Langsung ke konten utama

Sketsa Iman - Melayani sesama dengan berani berkorban

Sketsa Iman, 10 Agustus 2018 

Bacaan 1 : 2Kor. 9:6-10
Bacaan Injil : Yoh 12:24-26
Ulasan Kitab Suci : 

12:24 Aku berkata kepadamu: Sesungguhnya jikalau biji gandum tidak jatuh ke dalam tanah dan mati, ia tetap satu biji saja; tetapi jika ia mati, ia akan menghasilkan banyak buah. 12:25 Barangsiapa mencintai nyawanya, ia akan kehilangan nyawanya, tetapi barangsiapa tidak mencintai nyawanya di dunia ini, ia akan memeliharanya untuk hidup yang kekal. 12:26 Barangsiapa melayani Aku, ia harus mengikut Aku dan di mana Aku berada, di situpun pelayan-Ku akan berada. Barangsiapa melayani Aku, ia akan dihormati Bapa.

Renungan :

Setiap orang adalah biji gandum yang berkualitas, karena kita semua adalah anak-anak Allah yang diciptakan untuk kebaikan. Dalam Kejadian 1:26 Allah menyatakan bahwa kita semua adalah ciptaanNya yang sungguh amat baik. Jadi, didalam diri kita ada citra Allah, ada potensi besar untuk bertumbuh dan menghasilkan buah. 

Yesus sendiri telah terlebih dahulu menjadikan diriNya sebagai teladan. Ia masuk ke lingkungan yang membuat pertumbuhan itu dapat terjadi yaitu di "tanah", dan Ia berkorban sehingga dapat menghasilkan buah. Yesus mengambil resiko untuk menolong kita semua. Ayat 25 menuntut sikap aktif semua orang untuk berkorban supaya potensi kebaikan itu dapat bertumbuh. Kita tak bisa setengah-setengah hati dalam tindakan kebaikan kita.

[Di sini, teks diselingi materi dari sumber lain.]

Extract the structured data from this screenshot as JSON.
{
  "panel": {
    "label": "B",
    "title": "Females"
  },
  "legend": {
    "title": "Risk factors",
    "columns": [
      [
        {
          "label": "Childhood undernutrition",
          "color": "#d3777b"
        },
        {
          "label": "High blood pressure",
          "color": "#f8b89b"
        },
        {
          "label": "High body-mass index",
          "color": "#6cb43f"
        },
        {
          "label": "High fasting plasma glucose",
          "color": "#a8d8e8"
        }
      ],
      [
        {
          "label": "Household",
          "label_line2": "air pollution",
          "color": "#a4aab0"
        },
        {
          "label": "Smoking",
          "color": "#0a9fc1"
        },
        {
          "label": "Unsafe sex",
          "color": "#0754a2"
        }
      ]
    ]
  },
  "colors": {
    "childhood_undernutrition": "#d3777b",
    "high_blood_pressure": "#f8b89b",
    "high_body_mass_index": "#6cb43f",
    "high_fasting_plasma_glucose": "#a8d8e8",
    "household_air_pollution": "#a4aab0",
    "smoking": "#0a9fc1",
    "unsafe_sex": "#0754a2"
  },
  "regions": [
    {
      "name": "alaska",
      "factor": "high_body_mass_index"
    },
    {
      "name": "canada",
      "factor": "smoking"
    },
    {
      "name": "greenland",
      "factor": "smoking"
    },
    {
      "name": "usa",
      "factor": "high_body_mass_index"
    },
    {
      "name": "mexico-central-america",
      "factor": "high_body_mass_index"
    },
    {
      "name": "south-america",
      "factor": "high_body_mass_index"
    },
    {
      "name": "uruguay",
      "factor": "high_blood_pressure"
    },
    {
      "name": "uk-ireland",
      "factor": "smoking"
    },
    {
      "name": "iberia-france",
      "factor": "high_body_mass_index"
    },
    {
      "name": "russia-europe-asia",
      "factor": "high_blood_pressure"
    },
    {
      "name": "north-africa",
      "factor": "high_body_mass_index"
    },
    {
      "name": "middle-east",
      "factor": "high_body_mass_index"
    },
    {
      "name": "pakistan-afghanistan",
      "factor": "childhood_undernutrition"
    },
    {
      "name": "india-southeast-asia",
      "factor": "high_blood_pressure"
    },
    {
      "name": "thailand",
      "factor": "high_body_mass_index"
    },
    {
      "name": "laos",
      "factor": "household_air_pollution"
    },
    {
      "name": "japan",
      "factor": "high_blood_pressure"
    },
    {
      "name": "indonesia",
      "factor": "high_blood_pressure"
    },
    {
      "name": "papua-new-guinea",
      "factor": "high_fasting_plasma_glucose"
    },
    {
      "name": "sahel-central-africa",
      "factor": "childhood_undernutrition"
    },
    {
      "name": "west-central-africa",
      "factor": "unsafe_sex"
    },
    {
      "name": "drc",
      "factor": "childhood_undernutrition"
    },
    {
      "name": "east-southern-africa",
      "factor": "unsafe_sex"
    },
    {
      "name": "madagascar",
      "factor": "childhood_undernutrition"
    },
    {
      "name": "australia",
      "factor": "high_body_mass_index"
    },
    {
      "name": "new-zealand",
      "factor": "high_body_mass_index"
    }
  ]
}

Bagi kita semua, ini adalah undangan untuk berpartisipasi dalam tindakan yang jelas untuk kepentingan bersama. Setiap orang dalam setiap kegiatan atau suatu gerakan boleh berkontribusi sesuai dengan kemampuannya masing-masing. Misalkan kita ikut terlibat dalam karya pelayanan kelompok rohani yang mau mengadakan kegiatan outbound rohani. Disitu ada yang terlibat sebagai seksi perlengkapan, seksi dana, seksi acara , seksi transportasi & registrasi, seksi doa. Semua bobot kerja nya berlainan. Ada yang menguras fisik, ada yang menguras mental. Ada yang persiapan-persiapannya menguras dana, ada yang menguras waktu. Ini semualah "saat ketika gandum itu ditanam" , saat ketika gandum ini "hidup baru".

Yang terakhir, ada 1 pesan penting yang tak boleh dilupakan. Ayat ke 26, dimana Yesus berkata barangsiapa melayani Aku, ia harus mengikut Aku dan barangsiapa melayani Aku, ia akan dihormati Bapa. Janganlah kita mencari pengakuan, citra dan puji-pujian dalam "pengorbanan" kita, karena upah kita di berikan di Surga, di hadapan Allah Bapa. Singkatnya, hendaknya pelayanan kita itu untuk kemuliaan Allah

Teladan Orang Kudus : St Laurentius


Ketika penguasa Roma menghendaki supaya Gereja memberikan seluruh harta kekayaannya kepada mereka, Laurentius berdiri teguh dan berpegang pada apa yang penting bagi keselamatan dunia. Ia adalah salah satu dari 7 diakon yang melayani dibawah Paus St Sixtus II dan tugasnya adalah untuk melayani fakir miskin. Walaupun hidup didalam penganiayaan hebat pada masa kaisar Valerian, Laurentius telah menunjukkan teladan iman yang luar biasa. 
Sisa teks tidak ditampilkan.